Notebooks, specifically Jupyter notebooks (but also notebooks from platforms such as RStudio), are generating a great deal of excitement and are potentially a significant step forward in terms of reproducibility, education, code documentation and academic publishing. A recent paper found nearly 1.2 million unique notebooks based on searches through GitHub; another even more recent blog gives evidence of nearly 5 million notebooks on GitHub.
This is colossal growth of the use of notebooks by researchers. The RDA absolutely needs to engage with this as it enables sharing of both data and software.
More recently the development and deployment of resources such as JupyterHub, myBinder and EGI notebooks mean that notebooks can be deployed in the cloud and helps reduce issues that occur when running on a user's own system. For beginner and intermediate users this could become the easiest pathway for using cloud computing resources. It is clear that frameworks such as EOSC and the EGI will make extensive use of notebooks, and their offerings affected by them. On the other hand, the closure of services such as Azure Notebooks means that the preservation of these notebooks is also key.
An Interest Group will be proposed to match this BoF session and build on the BoF held at RDA Helsinki . A set of topics (discussed in detail in the objectives below) has been arrived at that a) would make a tangible contribution to the notebook community and b) make use of the combination of expertise within the RDA community not available elsewhere.

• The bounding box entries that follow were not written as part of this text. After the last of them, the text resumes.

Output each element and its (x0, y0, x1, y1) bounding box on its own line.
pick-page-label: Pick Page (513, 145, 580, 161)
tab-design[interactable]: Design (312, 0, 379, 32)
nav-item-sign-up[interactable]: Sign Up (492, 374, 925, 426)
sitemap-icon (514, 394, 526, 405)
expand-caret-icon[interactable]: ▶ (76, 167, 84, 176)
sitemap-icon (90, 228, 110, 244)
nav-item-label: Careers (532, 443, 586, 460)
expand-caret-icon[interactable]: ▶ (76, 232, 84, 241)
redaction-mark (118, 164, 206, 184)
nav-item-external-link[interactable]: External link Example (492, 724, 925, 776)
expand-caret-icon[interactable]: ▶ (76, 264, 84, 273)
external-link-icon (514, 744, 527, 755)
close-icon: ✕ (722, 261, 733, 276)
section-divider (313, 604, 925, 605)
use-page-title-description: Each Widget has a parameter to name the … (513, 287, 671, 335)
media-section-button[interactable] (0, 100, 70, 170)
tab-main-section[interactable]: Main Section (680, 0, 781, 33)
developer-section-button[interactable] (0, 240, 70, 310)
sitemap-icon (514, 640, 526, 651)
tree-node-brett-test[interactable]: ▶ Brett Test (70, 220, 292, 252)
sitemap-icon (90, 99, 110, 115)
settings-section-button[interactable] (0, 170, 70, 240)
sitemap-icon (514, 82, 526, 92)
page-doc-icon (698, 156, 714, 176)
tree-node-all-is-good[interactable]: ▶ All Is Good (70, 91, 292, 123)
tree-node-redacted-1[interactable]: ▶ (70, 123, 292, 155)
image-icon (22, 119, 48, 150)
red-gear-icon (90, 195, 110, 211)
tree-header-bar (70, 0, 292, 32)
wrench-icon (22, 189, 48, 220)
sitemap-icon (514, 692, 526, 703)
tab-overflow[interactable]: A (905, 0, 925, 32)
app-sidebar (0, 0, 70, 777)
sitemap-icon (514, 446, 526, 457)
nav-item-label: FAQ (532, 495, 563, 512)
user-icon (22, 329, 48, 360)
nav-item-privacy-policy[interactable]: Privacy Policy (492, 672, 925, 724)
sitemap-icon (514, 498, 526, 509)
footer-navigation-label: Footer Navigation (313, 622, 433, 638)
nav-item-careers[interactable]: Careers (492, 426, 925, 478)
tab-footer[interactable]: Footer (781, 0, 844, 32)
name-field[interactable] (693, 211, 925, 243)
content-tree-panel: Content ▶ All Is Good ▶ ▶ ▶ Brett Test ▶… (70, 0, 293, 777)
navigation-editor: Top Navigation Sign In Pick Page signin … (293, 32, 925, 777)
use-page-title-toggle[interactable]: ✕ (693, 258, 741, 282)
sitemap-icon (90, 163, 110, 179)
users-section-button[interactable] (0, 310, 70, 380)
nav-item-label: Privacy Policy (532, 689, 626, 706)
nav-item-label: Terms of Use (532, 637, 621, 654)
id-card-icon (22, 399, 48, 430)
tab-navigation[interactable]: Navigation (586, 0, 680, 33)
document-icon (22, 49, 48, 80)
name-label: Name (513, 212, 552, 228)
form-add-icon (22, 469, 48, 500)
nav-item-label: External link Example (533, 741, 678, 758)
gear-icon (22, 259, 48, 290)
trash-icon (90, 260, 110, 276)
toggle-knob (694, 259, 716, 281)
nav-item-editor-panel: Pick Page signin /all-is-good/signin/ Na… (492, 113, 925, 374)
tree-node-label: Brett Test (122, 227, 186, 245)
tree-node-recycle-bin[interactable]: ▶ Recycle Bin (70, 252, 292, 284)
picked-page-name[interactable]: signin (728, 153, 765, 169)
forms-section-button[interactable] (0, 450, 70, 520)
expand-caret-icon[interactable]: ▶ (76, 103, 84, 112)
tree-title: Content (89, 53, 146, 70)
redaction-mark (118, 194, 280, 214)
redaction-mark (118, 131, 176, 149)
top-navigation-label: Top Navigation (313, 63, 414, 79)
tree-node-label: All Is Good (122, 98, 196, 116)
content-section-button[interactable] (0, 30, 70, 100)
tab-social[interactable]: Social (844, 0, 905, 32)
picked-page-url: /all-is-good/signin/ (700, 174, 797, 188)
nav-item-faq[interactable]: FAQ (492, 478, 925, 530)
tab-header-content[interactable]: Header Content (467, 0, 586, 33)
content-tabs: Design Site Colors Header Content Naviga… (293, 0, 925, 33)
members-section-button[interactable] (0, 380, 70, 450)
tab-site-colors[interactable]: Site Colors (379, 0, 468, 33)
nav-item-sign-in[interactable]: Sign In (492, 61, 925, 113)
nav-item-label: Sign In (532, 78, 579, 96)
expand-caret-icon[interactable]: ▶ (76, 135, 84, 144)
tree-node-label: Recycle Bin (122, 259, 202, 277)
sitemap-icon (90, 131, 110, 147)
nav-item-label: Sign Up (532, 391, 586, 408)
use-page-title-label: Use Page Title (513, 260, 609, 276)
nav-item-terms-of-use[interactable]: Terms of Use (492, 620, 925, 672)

Briefly these are:
Long term preservation of notebooks
Notebooks as FAIR digital objects
Notebooks for big data and compute
The RDA community benefits from this as it provides an opportunity to shape how this rapidly expanding technology is deployed and used.
The meeting objective is to build on the work carried out there and discuss the formation of WGs to carry out explicit tasks.
Martin Fenner of the Software Source Code Identification WG has agreed to coordinate between the two groups.